Full disclosure: We went into this episode still reeling from the loss of Peach (who everyone and their Peach-like mom knew was a goner from the get-go), and basically wanting the judges to just c’mon and hurry it up already with their eliminations. It’s Fashion Week, for god’s sake — the collections all walked yesterday, so we can pretty much guess who won anyway.

But alas, Lifetime has ads to sell and products to place, so it’s back to the runway for yet another tedious challenge. The contestants must be as tired as we are because their well-beings are starting to crumble: Sad sack Michael C. is moping around saying everybody hates him; everybody says they hate Michael C. ‘cause they’re convinced he can’t sew and/or that he’s having vigorous eye sex with the judges behind their backs to get as far as he’s gotten; and a newly Peach-less April is forced to move in with the remaining lady contestants (hallelujah for Valerie, ‘cause rooming with Wretched Gretchen and Poison Ivy sounds preferential only to bunking on Brett Michaels’s bus o’ bottle-blonde hellcats).

Tim Gunn and Michael Kors meet the designers down at the marina for brunch and “a very Michael Kors challenge”: They must create a resort-wear look that illustrates their point of view. “I got this,” brags Palm Springs-er Michael C. Andy South, who lives in Hawaii with what we imagine is a very large collection of single earrings, says he churns out resort wear like any other type of daywear. Michael D. talks nonsensically about his “vision being a gift.” But other designers aren’t so confident. Mondo isn’t sure what resort-wear even is (underwear? T-shirts?), and Casanova is fixated on the fact that it’s a Michael Kors challenge and Michael Kors thinks everything he makes is too grandma, too slutty, too flamenco dancer, etc., and therefore he is most definitely going to lose. Whine, whine, whine, cry, cry, cry, on and on and on. Is this the biggest buncha Project Runway babies you’ve ever seen, or what?

Back in the workroom, Tim shows up with the dreaded velvet pouch, and the bitching continues. “I hate the bag,” moans Michael D. “I haaaaaate the bag. I. hate. this. bag.” And with good reason: Tim is about to announce that this is now a team resort challenge: One person must be the designer and the other must be the sample maker. “Successful designers in the fashion industry do not make their own work,” explains Tim. “They outsource to sample rooms and production houses.
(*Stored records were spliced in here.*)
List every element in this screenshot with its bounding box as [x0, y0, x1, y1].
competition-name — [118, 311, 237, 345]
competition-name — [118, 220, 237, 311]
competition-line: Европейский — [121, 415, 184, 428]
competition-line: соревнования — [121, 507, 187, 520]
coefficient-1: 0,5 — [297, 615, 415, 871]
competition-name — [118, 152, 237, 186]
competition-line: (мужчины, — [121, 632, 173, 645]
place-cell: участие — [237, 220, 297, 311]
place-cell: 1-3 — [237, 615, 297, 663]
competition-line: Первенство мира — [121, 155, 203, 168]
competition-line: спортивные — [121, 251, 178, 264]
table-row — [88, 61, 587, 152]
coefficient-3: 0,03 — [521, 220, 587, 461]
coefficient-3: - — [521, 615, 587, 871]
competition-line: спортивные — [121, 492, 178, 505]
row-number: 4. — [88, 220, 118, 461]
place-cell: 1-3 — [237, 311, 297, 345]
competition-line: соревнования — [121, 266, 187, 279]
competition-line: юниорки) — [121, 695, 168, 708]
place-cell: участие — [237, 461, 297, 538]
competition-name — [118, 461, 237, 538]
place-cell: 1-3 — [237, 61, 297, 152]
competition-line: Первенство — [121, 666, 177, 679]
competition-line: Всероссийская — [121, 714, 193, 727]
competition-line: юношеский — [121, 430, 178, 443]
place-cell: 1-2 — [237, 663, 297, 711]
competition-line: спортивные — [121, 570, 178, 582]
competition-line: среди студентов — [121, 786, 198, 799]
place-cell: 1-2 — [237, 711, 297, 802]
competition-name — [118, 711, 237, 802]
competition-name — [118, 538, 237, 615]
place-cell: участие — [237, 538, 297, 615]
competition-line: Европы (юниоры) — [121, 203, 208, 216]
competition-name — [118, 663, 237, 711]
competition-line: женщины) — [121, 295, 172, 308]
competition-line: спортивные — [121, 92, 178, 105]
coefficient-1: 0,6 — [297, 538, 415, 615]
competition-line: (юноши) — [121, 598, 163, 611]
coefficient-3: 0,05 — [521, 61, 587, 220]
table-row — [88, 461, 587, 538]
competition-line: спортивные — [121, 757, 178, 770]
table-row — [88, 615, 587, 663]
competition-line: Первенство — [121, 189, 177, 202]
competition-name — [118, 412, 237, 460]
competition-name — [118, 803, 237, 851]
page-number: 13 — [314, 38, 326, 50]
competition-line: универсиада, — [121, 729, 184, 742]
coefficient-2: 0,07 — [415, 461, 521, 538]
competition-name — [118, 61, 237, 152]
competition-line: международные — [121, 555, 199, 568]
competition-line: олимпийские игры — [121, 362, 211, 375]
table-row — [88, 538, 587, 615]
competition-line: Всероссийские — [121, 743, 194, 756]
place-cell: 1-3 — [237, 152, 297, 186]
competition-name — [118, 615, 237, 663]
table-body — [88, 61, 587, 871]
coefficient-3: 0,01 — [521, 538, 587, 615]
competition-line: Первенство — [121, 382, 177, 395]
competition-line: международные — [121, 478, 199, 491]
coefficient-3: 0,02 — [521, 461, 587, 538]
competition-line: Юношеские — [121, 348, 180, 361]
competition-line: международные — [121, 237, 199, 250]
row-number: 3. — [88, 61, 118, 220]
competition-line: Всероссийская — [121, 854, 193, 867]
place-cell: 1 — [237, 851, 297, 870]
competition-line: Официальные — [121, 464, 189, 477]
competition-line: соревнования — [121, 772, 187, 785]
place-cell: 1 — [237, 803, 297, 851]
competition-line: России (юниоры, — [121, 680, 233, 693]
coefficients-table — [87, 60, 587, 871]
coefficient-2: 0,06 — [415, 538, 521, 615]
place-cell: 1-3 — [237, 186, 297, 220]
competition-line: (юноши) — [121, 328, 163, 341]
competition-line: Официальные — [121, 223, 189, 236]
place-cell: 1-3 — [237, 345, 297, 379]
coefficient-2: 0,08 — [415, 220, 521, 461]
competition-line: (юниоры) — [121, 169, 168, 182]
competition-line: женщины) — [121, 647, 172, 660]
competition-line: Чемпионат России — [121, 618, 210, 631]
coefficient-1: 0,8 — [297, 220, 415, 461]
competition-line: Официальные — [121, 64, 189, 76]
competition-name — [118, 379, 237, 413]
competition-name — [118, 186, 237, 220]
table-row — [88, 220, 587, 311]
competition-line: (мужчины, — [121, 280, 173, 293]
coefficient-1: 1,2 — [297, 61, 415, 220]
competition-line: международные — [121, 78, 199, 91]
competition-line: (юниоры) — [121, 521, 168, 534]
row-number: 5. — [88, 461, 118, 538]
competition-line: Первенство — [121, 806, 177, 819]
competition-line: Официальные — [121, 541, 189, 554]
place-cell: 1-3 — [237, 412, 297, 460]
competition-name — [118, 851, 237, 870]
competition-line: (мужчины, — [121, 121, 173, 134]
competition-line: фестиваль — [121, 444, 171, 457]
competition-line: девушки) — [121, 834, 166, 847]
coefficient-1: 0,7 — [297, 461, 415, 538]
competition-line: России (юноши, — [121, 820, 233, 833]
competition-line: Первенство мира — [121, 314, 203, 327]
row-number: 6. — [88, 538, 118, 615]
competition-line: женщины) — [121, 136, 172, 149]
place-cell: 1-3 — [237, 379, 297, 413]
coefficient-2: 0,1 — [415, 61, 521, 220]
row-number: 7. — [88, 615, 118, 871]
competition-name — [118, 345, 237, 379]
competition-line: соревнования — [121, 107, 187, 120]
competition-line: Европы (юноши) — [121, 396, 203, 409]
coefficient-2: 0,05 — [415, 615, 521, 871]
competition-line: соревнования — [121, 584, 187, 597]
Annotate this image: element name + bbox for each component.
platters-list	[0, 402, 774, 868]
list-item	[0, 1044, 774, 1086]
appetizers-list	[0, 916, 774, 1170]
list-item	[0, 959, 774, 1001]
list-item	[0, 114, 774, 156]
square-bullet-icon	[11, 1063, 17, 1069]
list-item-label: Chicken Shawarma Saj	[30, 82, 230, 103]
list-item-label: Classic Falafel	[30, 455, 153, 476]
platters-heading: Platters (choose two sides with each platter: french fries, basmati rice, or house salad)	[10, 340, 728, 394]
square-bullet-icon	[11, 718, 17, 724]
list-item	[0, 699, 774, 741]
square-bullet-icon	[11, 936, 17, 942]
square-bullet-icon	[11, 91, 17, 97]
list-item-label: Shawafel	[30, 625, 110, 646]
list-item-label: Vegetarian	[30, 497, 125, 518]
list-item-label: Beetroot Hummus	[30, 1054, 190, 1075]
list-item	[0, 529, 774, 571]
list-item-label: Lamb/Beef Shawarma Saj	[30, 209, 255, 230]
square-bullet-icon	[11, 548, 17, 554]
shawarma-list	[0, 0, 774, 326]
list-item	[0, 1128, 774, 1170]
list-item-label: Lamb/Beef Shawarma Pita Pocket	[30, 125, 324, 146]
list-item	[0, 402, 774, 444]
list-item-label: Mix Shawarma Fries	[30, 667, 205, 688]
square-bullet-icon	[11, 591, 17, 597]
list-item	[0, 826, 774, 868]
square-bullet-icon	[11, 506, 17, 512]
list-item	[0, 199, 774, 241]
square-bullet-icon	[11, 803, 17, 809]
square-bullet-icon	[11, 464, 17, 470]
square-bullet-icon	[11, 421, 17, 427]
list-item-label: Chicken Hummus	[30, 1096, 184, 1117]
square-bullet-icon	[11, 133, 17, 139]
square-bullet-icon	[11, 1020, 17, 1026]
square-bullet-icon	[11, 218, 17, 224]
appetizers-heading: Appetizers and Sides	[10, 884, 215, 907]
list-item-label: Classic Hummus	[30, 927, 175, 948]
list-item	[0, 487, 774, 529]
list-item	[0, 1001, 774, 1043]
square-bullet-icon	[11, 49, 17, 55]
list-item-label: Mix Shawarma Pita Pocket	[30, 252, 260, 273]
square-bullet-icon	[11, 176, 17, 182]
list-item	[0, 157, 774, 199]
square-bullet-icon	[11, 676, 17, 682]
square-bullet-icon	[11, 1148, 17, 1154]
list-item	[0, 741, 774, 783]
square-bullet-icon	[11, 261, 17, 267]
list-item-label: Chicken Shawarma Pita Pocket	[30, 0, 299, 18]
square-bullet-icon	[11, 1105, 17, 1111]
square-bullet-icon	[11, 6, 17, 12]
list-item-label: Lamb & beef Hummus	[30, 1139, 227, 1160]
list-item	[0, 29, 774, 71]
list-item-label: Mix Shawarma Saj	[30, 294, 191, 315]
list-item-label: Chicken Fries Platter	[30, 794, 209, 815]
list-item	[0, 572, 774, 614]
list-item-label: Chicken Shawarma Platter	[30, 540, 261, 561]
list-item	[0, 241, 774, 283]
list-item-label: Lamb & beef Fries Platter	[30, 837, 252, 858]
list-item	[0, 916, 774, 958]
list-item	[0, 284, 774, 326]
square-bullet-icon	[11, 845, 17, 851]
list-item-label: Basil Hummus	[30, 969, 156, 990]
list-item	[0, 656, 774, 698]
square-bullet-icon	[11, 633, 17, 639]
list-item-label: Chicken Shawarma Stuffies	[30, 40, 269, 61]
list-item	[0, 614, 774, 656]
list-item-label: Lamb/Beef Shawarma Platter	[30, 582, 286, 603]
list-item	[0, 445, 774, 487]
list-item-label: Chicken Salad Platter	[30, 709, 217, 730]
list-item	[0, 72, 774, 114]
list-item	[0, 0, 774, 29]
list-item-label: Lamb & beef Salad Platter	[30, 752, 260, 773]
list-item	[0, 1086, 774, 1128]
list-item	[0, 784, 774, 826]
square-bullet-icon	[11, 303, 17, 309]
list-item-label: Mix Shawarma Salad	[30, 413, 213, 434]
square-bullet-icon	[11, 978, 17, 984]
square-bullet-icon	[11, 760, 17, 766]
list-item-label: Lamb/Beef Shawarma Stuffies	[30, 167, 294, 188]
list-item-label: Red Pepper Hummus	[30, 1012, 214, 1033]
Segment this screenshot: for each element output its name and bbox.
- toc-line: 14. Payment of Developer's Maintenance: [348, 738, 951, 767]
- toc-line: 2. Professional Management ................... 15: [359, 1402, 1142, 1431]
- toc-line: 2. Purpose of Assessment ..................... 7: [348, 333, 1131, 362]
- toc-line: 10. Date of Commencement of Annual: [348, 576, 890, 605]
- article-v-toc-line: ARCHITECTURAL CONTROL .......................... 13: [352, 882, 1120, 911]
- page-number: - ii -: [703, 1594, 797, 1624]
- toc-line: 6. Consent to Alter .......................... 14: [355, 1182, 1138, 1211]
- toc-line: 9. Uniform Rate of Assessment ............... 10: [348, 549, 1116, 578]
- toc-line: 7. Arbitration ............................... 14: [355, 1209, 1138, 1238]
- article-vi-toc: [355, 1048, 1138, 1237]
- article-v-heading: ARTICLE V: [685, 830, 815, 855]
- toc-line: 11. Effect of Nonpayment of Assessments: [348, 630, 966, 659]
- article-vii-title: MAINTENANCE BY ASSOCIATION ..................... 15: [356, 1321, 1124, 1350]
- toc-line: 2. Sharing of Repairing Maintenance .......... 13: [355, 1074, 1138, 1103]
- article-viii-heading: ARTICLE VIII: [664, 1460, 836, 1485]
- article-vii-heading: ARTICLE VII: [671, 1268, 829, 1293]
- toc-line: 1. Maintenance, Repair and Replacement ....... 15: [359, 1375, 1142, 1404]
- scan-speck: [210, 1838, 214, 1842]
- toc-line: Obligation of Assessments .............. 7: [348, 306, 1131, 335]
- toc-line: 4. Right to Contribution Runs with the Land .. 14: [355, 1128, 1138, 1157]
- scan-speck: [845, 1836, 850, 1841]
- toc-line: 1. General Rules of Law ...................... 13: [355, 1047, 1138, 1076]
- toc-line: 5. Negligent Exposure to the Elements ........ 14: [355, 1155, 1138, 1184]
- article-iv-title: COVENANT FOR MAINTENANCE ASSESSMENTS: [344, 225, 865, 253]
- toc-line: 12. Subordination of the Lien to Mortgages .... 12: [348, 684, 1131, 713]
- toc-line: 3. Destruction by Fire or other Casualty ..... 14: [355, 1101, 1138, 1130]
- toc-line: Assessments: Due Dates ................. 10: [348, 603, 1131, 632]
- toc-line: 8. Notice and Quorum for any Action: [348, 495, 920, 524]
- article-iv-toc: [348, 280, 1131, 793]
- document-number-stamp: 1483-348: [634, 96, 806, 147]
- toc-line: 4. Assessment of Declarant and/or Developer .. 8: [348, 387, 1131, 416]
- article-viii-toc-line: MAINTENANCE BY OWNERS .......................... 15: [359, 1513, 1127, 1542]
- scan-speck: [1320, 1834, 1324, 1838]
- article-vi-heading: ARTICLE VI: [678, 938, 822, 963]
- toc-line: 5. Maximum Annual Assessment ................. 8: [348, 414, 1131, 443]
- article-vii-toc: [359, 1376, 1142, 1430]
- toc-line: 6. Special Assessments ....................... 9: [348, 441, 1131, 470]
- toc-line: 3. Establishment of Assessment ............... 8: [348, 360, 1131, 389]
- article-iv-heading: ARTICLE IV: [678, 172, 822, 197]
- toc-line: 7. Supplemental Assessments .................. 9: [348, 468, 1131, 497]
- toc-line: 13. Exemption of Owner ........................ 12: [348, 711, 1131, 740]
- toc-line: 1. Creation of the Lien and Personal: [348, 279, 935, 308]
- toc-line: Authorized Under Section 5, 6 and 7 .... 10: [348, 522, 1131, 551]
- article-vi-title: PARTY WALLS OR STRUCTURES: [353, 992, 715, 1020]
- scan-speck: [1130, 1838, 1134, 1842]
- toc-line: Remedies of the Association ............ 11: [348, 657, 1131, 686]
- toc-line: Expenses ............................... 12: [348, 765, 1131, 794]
In a manner of speaking, that is what you’re going to be doing today.” Cue additional groaning.

So Valerie is paired with Andy, Gretchen with Casanova (“Oh my gosh, she believe I’m a retard”), Hot Christopher with April, Ivy with Michael D. (“I could just feel her crazy”), and Mondo with Michael C. “Oh, yay. I am so pissed, I can’t even stand it,” Mondo tells the camera dryly. “I feel like I want to scream.” But of course he doesn’t. He just stands around looking emo, and then later lashes out, telling Michael C. that his construction is “awful.” This makes us angry ‘cause up till now, we really liked Mondo and his pompadour. But then, after a few hours of working closely with the widely loathed Michael C., Mondo comes to his own jerky senses, admitting “I was being a dick” and apologizing like the little big man that he is. (On a side note though, uh, what the eff is going on between Mondo and Michael C., post-makeup/makeout session? We didn’t like when Mondo was trash-talking the poor sap, but it seems preferential to the alternative, which is them being bestest buds, sitting like two cherubs on a tree swing with their arms slung around one another’s necks. That’s just creepy.)

The final surprise of the episode comes when Tim makes his workroom rounds — and brings MK along for some one-on-one feedback. Kors, of course, is always good for a one-liner, and this is no exception. He calls one garment a “prison matron sack” (not unfairly), and later chides Valerie for her ugly color choice. Valerie goes off and blubbers to the camera, and another pity party commences. What is with these people? Maybe the show’s extra 30 minutes should be used for a group therapy session? Bah. Anyway, onto the runway!